Milchbauern als Leidtragende
Für den Deutschen Bauernverband (DBV) sind die Ausführungen des Kartellamtes zur angeblich zu hohen Markttransparenz nicht nachvollziehbar. Konsequenz wäre, dass mit erhöhter Intransparenz der Erzeugerpreis für die Milchbauern verbessert werden könnte. Diesem Gedanken folge zum Beispiel die Europäische Union nicht, die gerade eine High-Level-Gruppe eingerichtet habe, um eine bessere Markttransparenz für die Milcherzeuger sicherzustellen. Nicht überraschend ist für den DBV die strikte Ablehnung bundesweiter Preis- und Mengenabsprachen durch stufenübergreifende Kartelle. Hier gelte es, die Alternativen des Marktstrukturgesetzes wie Erzeugergemeinschaften und deren Zusammenschlüsse konsequent zu nutzen. Positiv beurteilt der Bauernverband, dass sich das Kartellamt erstmals intensiv mit der gesamten Produktionskette bei der Milch, vom landwirtschaftlichen Erzeuger über die Molkereien bis zum LEH auseinandersetze. Nunmehr werde auch durch das Kartellamt belegt, dass der LEH in seinen Geschäftsbeziehungen zu den Molkereien strategisch erheblich im Vorteil sei und dass die Molkereien nur sehr eingeschränkt über Alternativen für den Absatz ihrer Produkte verfügten. Allerdings weise das Kartellamt auch darauf hin, dass die konzentrierten LEH-Unternehmen die Preisvorteile dieser Marktkonstellation an die Verbraucher weitergeben. Das Kartellamt sage allerdings nicht, dass die Leidtragenden dieser Situation die Milchbauern seien.
Überraschung bei den Grünen
Als überraschend bezeichneten die Grünen-Europaabgeordneten Rebecca H a r m s und Martin H ä u s l i n g die Ergebnisse der Wettbewerbshüter. Während das Kartellamt Milcherzeugergemeinschaften den Rücken stärke, erteile es der Forderung der Milchbauern nach einem fairen Mindestmilchpreis eine Absage. Erneut würden die Exportinteressen der Milchindustrie über faire Milchpreise gestellt, erklärten Harms und Häusling. Die Empfehlungen des Bundeslandwirtschaftsministeriums und des Bauernverbandes, auf immer größere Molkereien zu setzen, treibe die Milchpreise nur immer weiter in den Keller und schwäche die Position der Milchbauern zusätzlich. Als Ohrfeige für die Bundesregierung wertete der agrarpolitische Sprecher der Grünen im Bundestag, Friedrich O s t e n d o r f f , den Bericht.

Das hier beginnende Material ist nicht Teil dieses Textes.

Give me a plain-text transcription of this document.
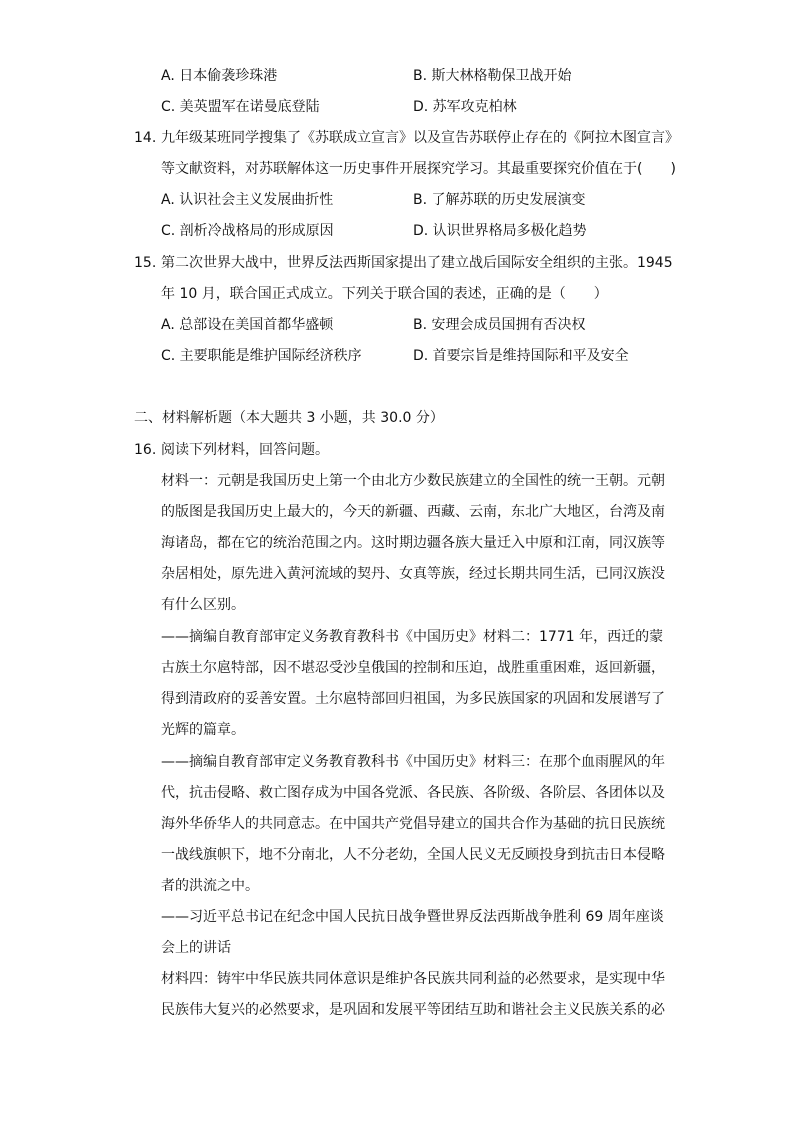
A. 日本偷袭珍珠港	B. 斯大林格勒保卫战开始
C. 美英盟军在诺曼底登陆	D. 苏军攻克柏林
14. 九年级某班同学搜集了《苏联成立宣言》以及宣告苏联停止存在的《阿拉木图宣言》
等文献资料，对苏联解体这一历史事件开展探究学习。其最重要探究价值在于(　　)
A. 认识社会主义发展曲折性	B. 了解苏联的历史发展演变
C. 剖析冷战格局的形成原因	D. 认识世界格局多极化趋势
15. 第二次世界大战中，世界反法西斯国家提出了建立战后国际安全组织的主张。1945
年 10 月，联合国正式成立。下列关于联合国的表述，正确的是（　　）
A. 总部设在美国首都华盛顿	B. 安理会成员国拥有否决权
C. 主要职能是维护国际经济秩序	D. 首要宗旨是维持国际和平及安全
二、材料解析题（本大题共 3 小题，共 30.0 分）
16. 阅读下列材料，回答问题。
材料一：元朝是我国历史上第一个由北方少数民族建立的全国性的统一王朝。元朝
的版图是我国历史上最大的，今天的新疆、西藏、云南，东北广大地区，台湾及南
海诸岛，都在它的统治范围之内。这时期边疆各族大量迁入中原和江南，同汉族等
杂居相处，原先进入黄河流域的契丹、女真等族，经过长期共同生活，已同汉族没
有什么区别。
——摘编自教育部审定义务教育教科书《中国历史》材料二：1771 年，西迁的蒙
古族土尔扈特部，因不堪忍受沙皇俄国的控制和压迫，战胜重重困难，返回新疆，
得到清政府的妥善安置。土尔扈特部回归祖国，为多民族国家的巩固和发展谱写了
光辉的篇章。
——摘编自教育部审定义务教育教科书《中国历史》材料三：在那个血雨腥风的年
代，抗击侵略、救亡图存成为中国各党派、各民族、各阶级、各阶层、各团体以及
海外华侨华人的共同意志。在中国共产党倡导建立的国共合作为基础的抗日民族统
一战线旗帜下，地不分南北，人不分老幼，全国人民义无反顾投身到抗击日本侵略
者的洪流之中。
——习近平总书记在纪念中国人民抗日战争暨世界反法西斯战争胜利 69 周年座谈
会上的讲话
材料四：铸牢中华民族共同体意识是维护各民族共同利益的必然要求，是实现中华
民族伟大复兴的必然要求，是巩固和发展平等团结互助和谐社会主义民族关系的必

Besonders das enge Korsett, in das gerade die genossenschaftlichen Molkereien die Milchbauern zwängten, werde vom Kartellamt erstaunlich offen kritisiert. Für die Bauern bedeuten die zweijährigen Kündigungsfristen bei ihren Verträgen laut Ostendorff, dass sie den Molkereien ausgeliefert seien und keine Möglichkeit hätten, auf die Preispolitik einer Molkerei in angemessenen Zeiträumen zu reagieren. AgE (18.01.2010)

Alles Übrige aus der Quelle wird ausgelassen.